The honest conclusion
The technical components for agentive AI in Australian legal practice exist and are reasonably mature. The framework choice (OpenClaw vs Hermes Agent vs other), the model choice (local vs remote, Hermes vs Claude vs OpenAI), and the integration path (LEAP API, custom matter-plan library) are all decisions firms can make today. What firms cannot do is assume away the regulatory layer or the By Lawyers licensing wall. Both are real and both shape what gets built.
The firms we’ve seen approach this most successfully start narrow, design for confidentiality and supervision by construction, take their professional obligations seriously throughout, and treat the technology as a productivity layer for the solicitor — not a replacement for solicitor judgement. There’s real value to be captured that way. The full-agentive picture — an AI that runs the legal practice autonomously — is a different conversation, and one that the technical layer doesn’t bring meaningfully closer.
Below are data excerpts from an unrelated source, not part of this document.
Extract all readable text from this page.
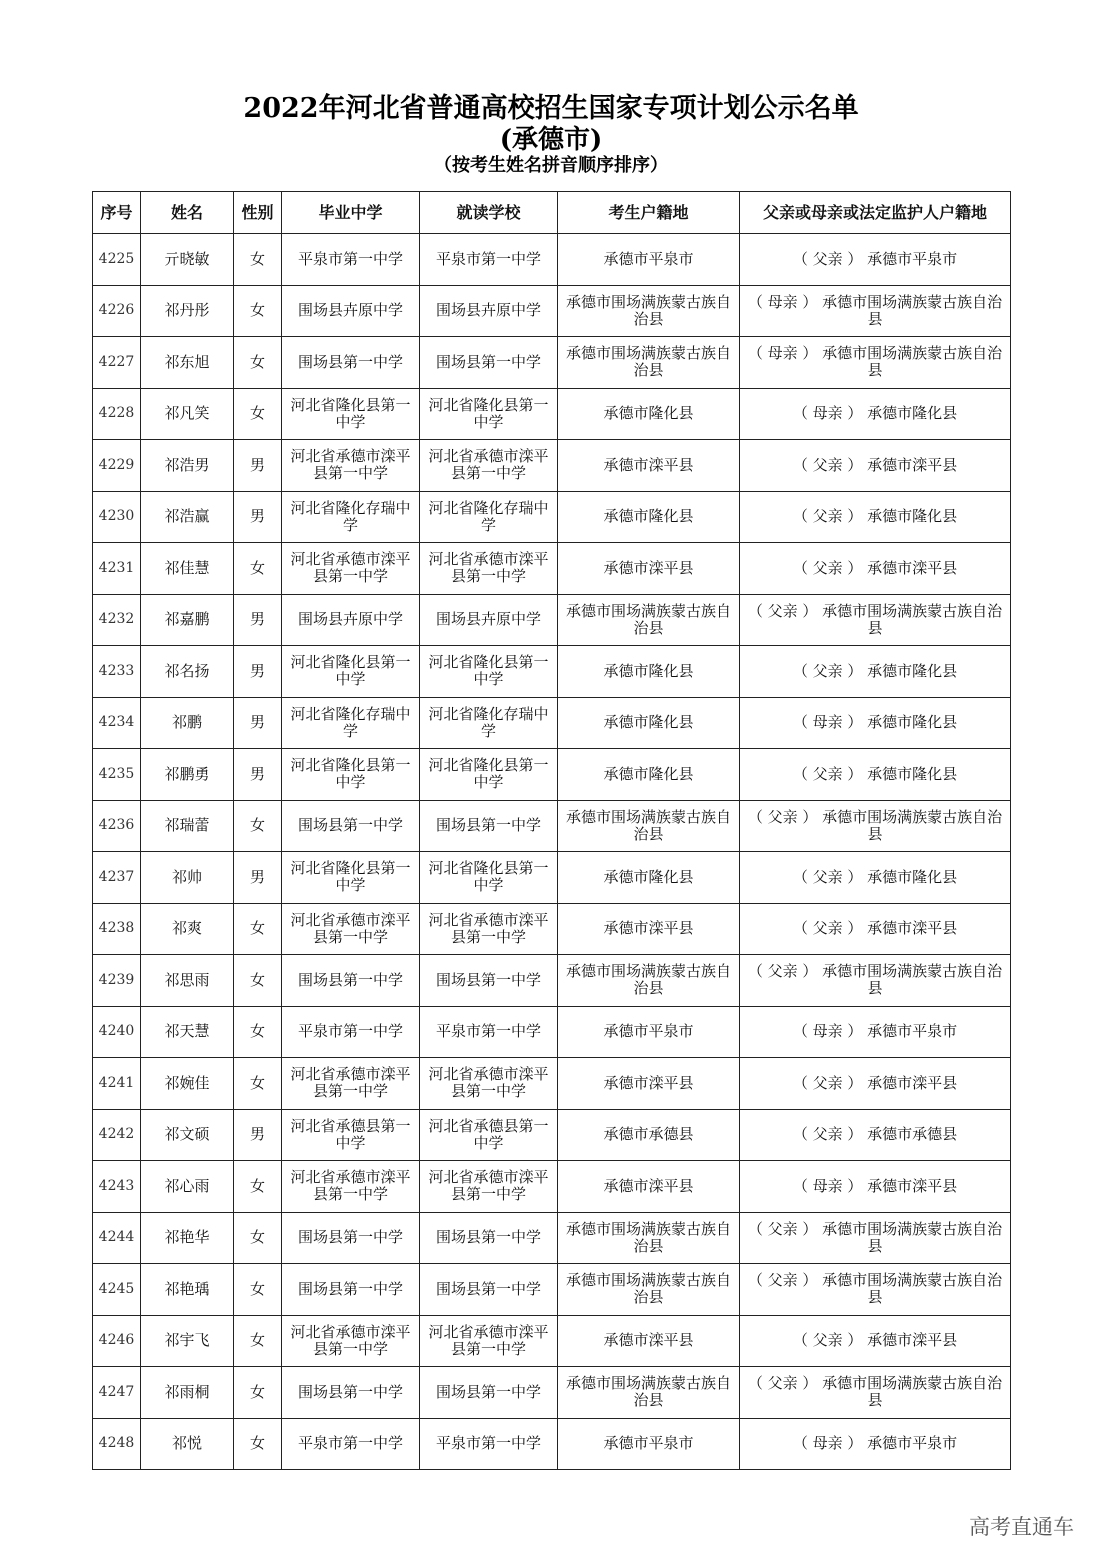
2022年河北省普通高校招生国家专项计划公示名单
(承德市)
（按考生姓名拼音顺序排序）
序号	姓名	性别	毕业中学	就读学校	考生户籍地	父亲或母亲或法定监护人户籍地
4225	亓晓敏	女	平泉市第一中学	平泉市第一中学	承德市平泉市	（ 父亲 ） 承德市平泉市
4226	祁丹彤	女	围场县卉原中学	围场县卉原中学	承德市围场满族蒙古族自治县	（ 母亲 ） 承德市围场满族蒙古族自治县
4227	祁东旭	女	围场县第一中学	围场县第一中学	承德市围场满族蒙古族自治县	（ 母亲 ） 承德市围场满族蒙古族自治县
4228	祁凡笑	女	河北省隆化县第一中学	河北省隆化县第一中学	承德市隆化县	（ 母亲 ） 承德市隆化县
4229	祁浩男	男	河北省承德市滦平县第一中学	河北省承德市滦平县第一中学	承德市滦平县	（ 父亲 ） 承德市滦平县
4230	祁浩赢	男	河北省隆化存瑞中学	河北省隆化存瑞中学	承德市隆化县	（ 父亲 ） 承德市隆化县
4231	祁佳慧	女	河北省承德市滦平县第一中学	河北省承德市滦平县第一中学	承德市滦平县	（ 父亲 ） 承德市滦平县
4232	祁嘉鹏	男	围场县卉原中学	围场县卉原中学	承德市围场满族蒙古族自治县	（ 父亲 ） 承德市围场满族蒙古族自治县
4233	祁名扬	男	河北省隆化县第一中学	河北省隆化县第一中学	承德市隆化县	（ 父亲 ） 承德市隆化县
4234	祁鹏	男	河北省隆化存瑞中学	河北省隆化存瑞中学	承德市隆化县	（ 母亲 ） 承德市隆化县
4235	祁鹏勇	男	河北省隆化县第一中学	河北省隆化县第一中学	承德市隆化县	（ 父亲 ） 承德市隆化县
4236	祁瑞蕾	女	围场县第一中学	围场县第一中学	承德市围场满族蒙古族自治县	（ 父亲 ） 承德市围场满族蒙古族自治县
4237	祁帅	男	河北省隆化县第一中学	河北省隆化县第一中学	承德市隆化县	（ 父亲 ） 承德市隆化县
4238	祁爽	女	河北省承德市滦平县第一中学	河北省承德市滦平县第一中学	承德市滦平县	（ 父亲 ） 承德市滦平县
4239	祁思雨	女	围场县第一中学	围场县第一中学	承德市围场满族蒙古族自治县	（ 父亲 ） 承德市围场满族蒙古族自治县
4240	祁天慧	女	平泉市第一中学	平泉市第一中学	承德市平泉市	（ 母亲 ） 承德市平泉市
4241	祁婉佳	女	河北省承德市滦平县第一中学	河北省承德市滦平县第一中学	承德市滦平县	（ 父亲 ） 承德市滦平县
4242	祁文硕	男	河北省承德县第一中学	河北省承德县第一中学	承德市承德县	（ 父亲 ） 承德市承德县
4243	祁心雨	女	河北省承德市滦平县第一中学	河北省承德市滦平县第一中学	承德市滦平县	（ 母亲 ） 承德市滦平县
4244	祁艳华	女	围场县第一中学	围场县第一中学	承德市围场满族蒙古族自治县	（ 父亲 ） 承德市围场满族蒙古族自治县
4245	祁艳瑀	女	围场县第一中学	围场县第一中学	承德市围场满族蒙古族自治县	（ 父亲 ） 承德市围场满族蒙古族自治县
4246	祁宇飞	女	河北省承德市滦平县第一中学	河北省承德市滦平县第一中学	承德市滦平县	（ 父亲 ） 承德市滦平县
4247	祁雨桐	女	围场县第一中学	围场县第一中学	承德市围场满族蒙古族自治县	（ 父亲 ） 承德市围场满族蒙古族自治县
4248	祁悦	女	平泉市第一中学	平泉市第一中学	承德市平泉市	（ 母亲 ） 承德市平泉市
高考直通车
This article is general information about technology integration in Australian legal practice. It is not legal advice and does not address any specific firm’s circumstances. Solicitors considering deployment of agentive AI in their practice should seek qualified professional advice on their obligations under the Legal Profession Uniform Law (or equivalent state regulatory framework) and the Australian Solicitors’ Conduct Rules. References in this article to current regulator guidance, vendor capabilities, and platform integration surfaces reflect publicly-available information as of mid-2026 and may change.